Also, did you interview with NU? If so, do you have any specific advice for this type of interview vs. a regular job interview?

Thanks.

Good questions.

Regarding your work experience, if your position was paid and full time, and you went to school at night, I think it is possible that the admissions office will treat your work as equivalent to post-grad work. At a minimum, it seems reasonable that they would treat the two similarly in the quantitiative sense, though perhaps less likely in the qualitative sense. Here's the bottom line: NU likes to brag about how a high % of its student body has professional work experience. About 95% of the class of 2010 has at least 1 year of work experience, and over 80% has 2 years or more (additional details here: http://www.law.northwestern.edu/news/newsdisplay.cfm?ID=172). Ideally, NU would like to get to 100%, so if you can help them get there as an applicant that is a plus. Also note the other things highlighted on that page: geographic diversity, experience with extended travel aborad, etc. The more of those boxes you can help the admissions office check, the more you help them meet their goals and thus the better chance you have for admission. That's my personal on the situation read, anyhow.

As far as interviews go, definitely do it.

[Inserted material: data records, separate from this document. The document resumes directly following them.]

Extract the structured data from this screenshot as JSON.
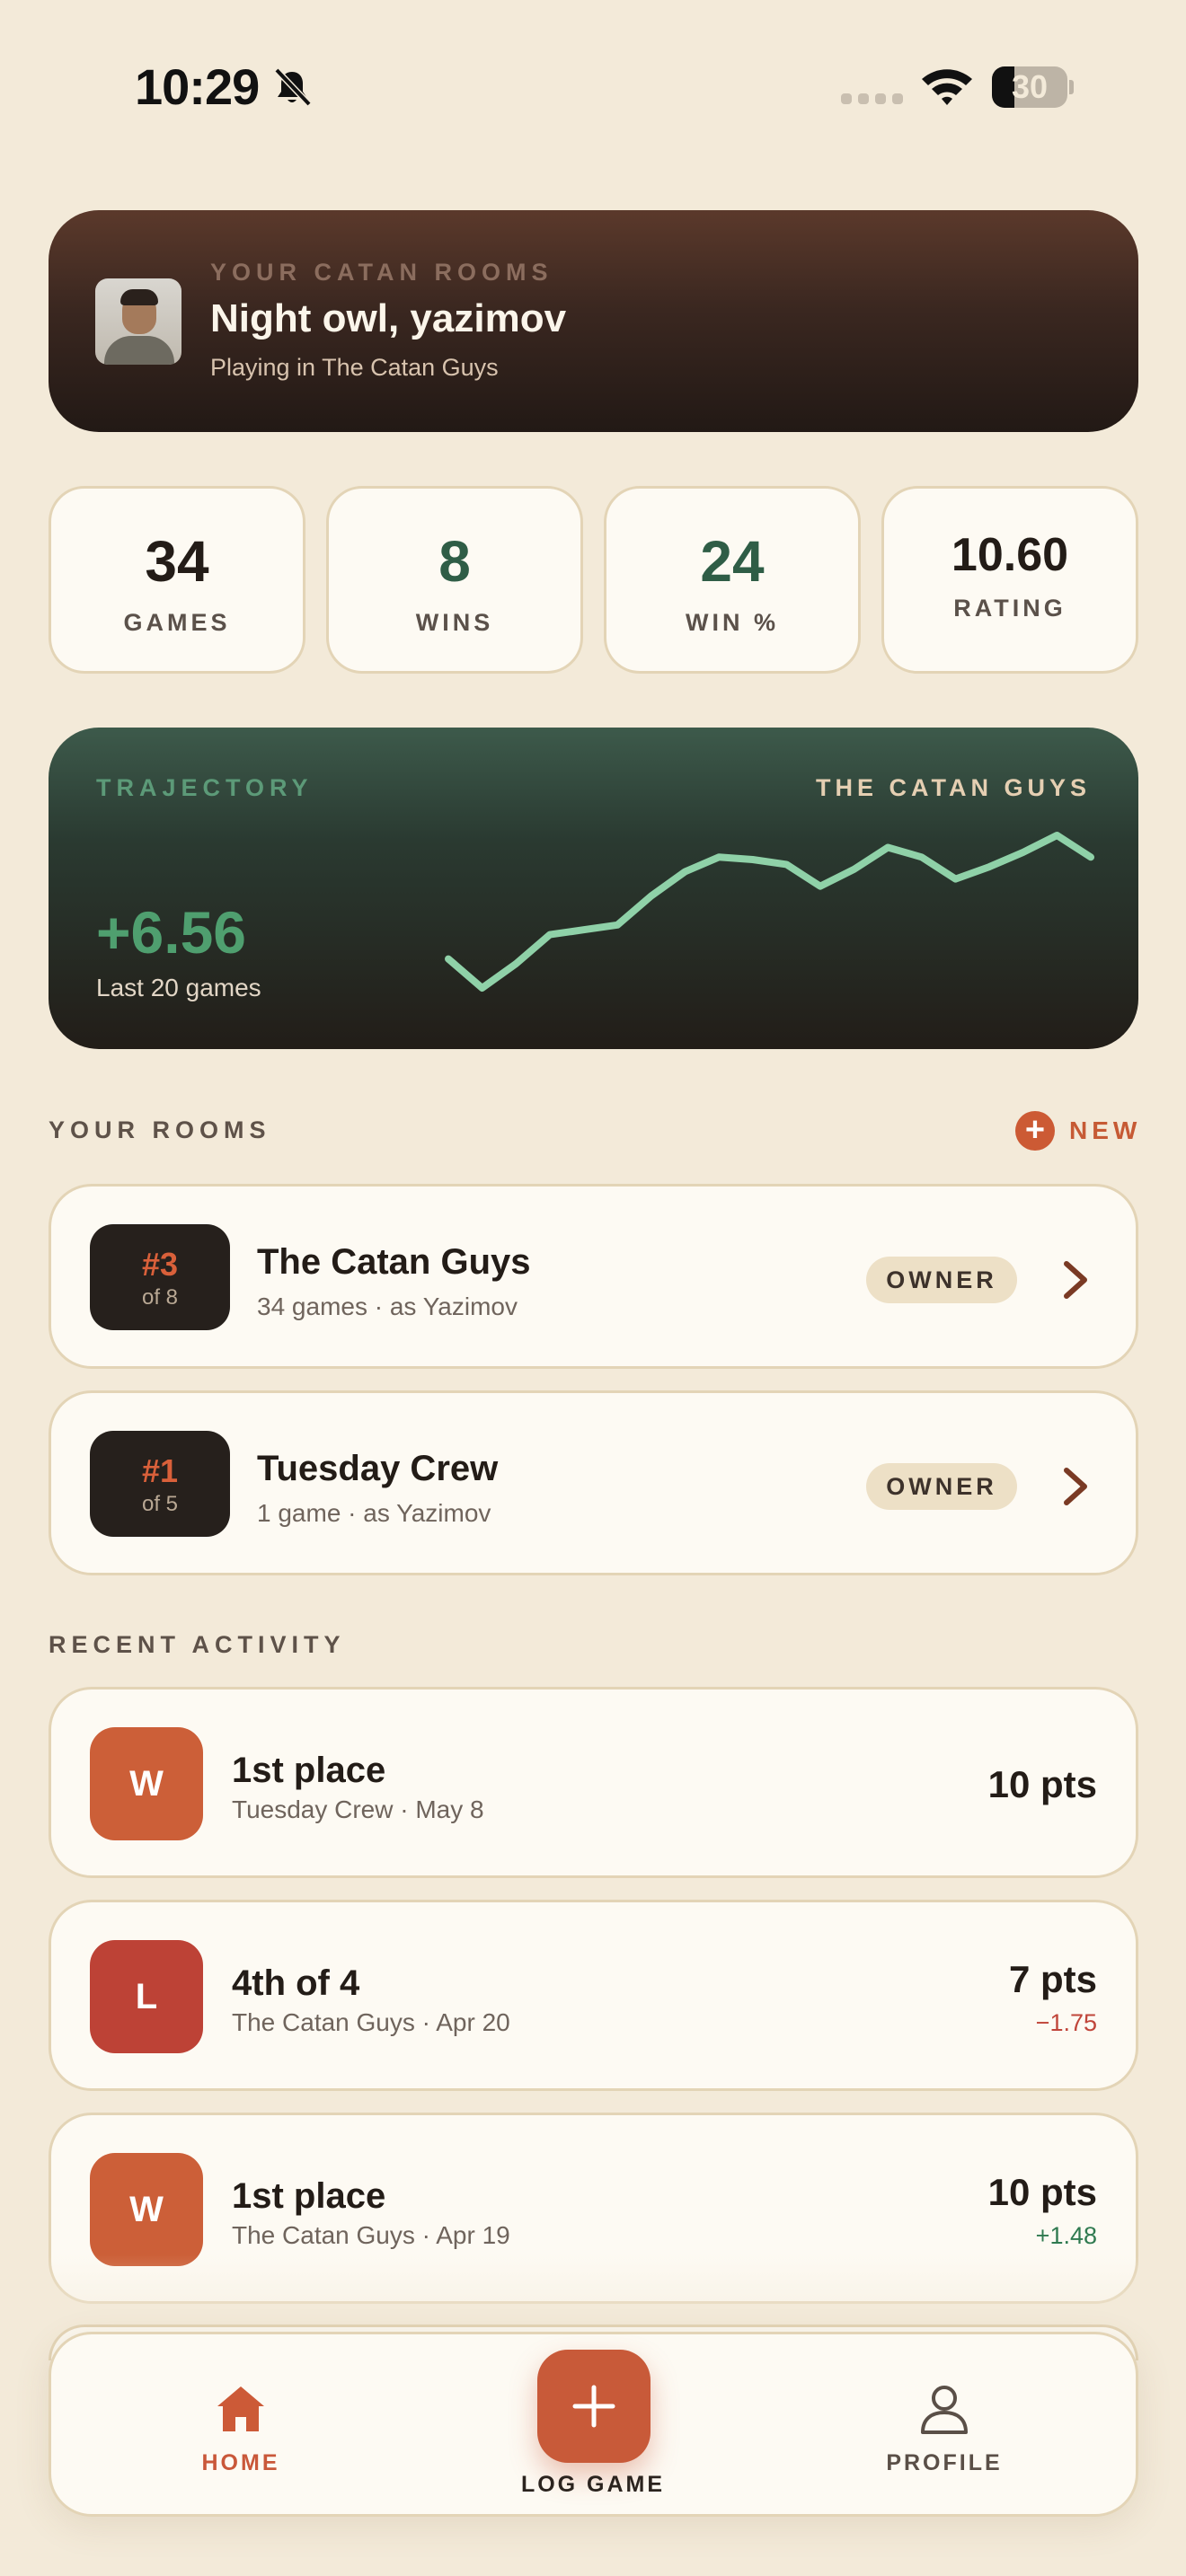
{
  "status_bar": {
    "time": "10:29",
    "battery": "30",
    "battery_level_pct": 30
  },
  "header": {
    "kicker": "YOUR CATAN ROOMS",
    "greeting": "Night owl, yazimov",
    "subtitle": "Playing in The Catan Guys"
  },
  "stats": [
    {
      "value": "34",
      "label": "GAMES",
      "color": "#231c17"
    },
    {
      "value": "8",
      "label": "WINS",
      "color": "#2f5d46"
    },
    {
      "value": "24",
      "label": "WIN %",
      "color": "#2f5d46"
    },
    {
      "value": "10.60",
      "label": "RATING",
      "color": "#231c17"
    }
  ],
  "trajectory": {
    "kicker": "TRAJECTORY",
    "room": "THE CATAN GUYS",
    "delta": "+6.56",
    "subtitle": "Last 20 games",
    "line_color": "#8fd1a8",
    "values": [
      0.4,
      -0.8,
      0.2,
      1.4,
      1.6,
      1.8,
      3.0,
      4.0,
      4.6,
      4.5,
      4.3,
      3.4,
      4.1,
      5.0,
      4.6,
      3.7,
      4.2,
      4.8,
      5.5,
      4.6
    ]
  },
  "rooms_section": {
    "title": "YOUR ROOMS",
    "new_label": "NEW"
  },
  "rooms": [
    {
      "rank": "#3",
      "of": "of 8",
      "name": "The Catan Guys",
      "sub": "34 games · as Yazimov",
      "role": "OWNER"
    },
    {
      "rank": "#1",
      "of": "of 5",
      "name": "Tuesday Crew",
      "sub": "1 game · as Yazimov",
      "role": "OWNER"
    }
  ],
  "activity_section": {
    "title": "RECENT ACTIVITY"
  },
  "activity": [
    {
      "badge": "W",
      "badge_color": "#cc5f38",
      "title": "1st place",
      "sub": "Tuesday Crew · May 8",
      "points": "10 pts",
      "delta": "",
      "delta_color": "#2f7a50"
    },
    {
      "badge": "L",
      "badge_color": "#bd4236",
      "title": "4th of 4",
      "sub": "The Catan Guys · Apr 20",
      "points": "7 pts",
      "delta": "−1.75",
      "delta_color": "#c0453a"
    },
    {
      "badge": "W",
      "badge_color": "#cc5f38",
      "title": "1st place",
      "sub": "The Catan Guys · Apr 19",
      "points": "10 pts",
      "delta": "+1.48",
      "delta_color": "#2f7a50"
    }
  ],
  "nav": {
    "home": "HOME",
    "log_game": "LOG GAME",
    "profile": "PROFILE"
  }
}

If you want to interview in your home town, you have to do so early in the cycle. Only on-campus interviews are available later on (after Dec. 1 I think). Then again, interviewing in Chicago would be good in the sense that coming to campus will definitely help you write a better "why NU" essay and letters of continued interest if you are put on hold or WLed. So far as how to conduct yourself during the interview, maximize the credentials I discussed above, give specific reasons 1.) why you want to go to law school, 2.) how your work experience will inform your study of the law, and 3.) why NU is a good fit for you. Beyond that, follow what Anna Ivey says in her book and BRING A RESUME to the interview.

Best of luck!



Great. Thanks for the information. I've already submitted my request for an interview with an alumni, so I'm just waiting to hear back.

The geographic diversity that you mentioned is a good point. I'm from the PNW, so hopefully that will help fill in their charts. I know that a UMich law graduate that I talked to a few weeks ago said that schools love to extend their alumni network, especially into hard markets like Seattle.  I'll have to remember to mention something about that in my interview.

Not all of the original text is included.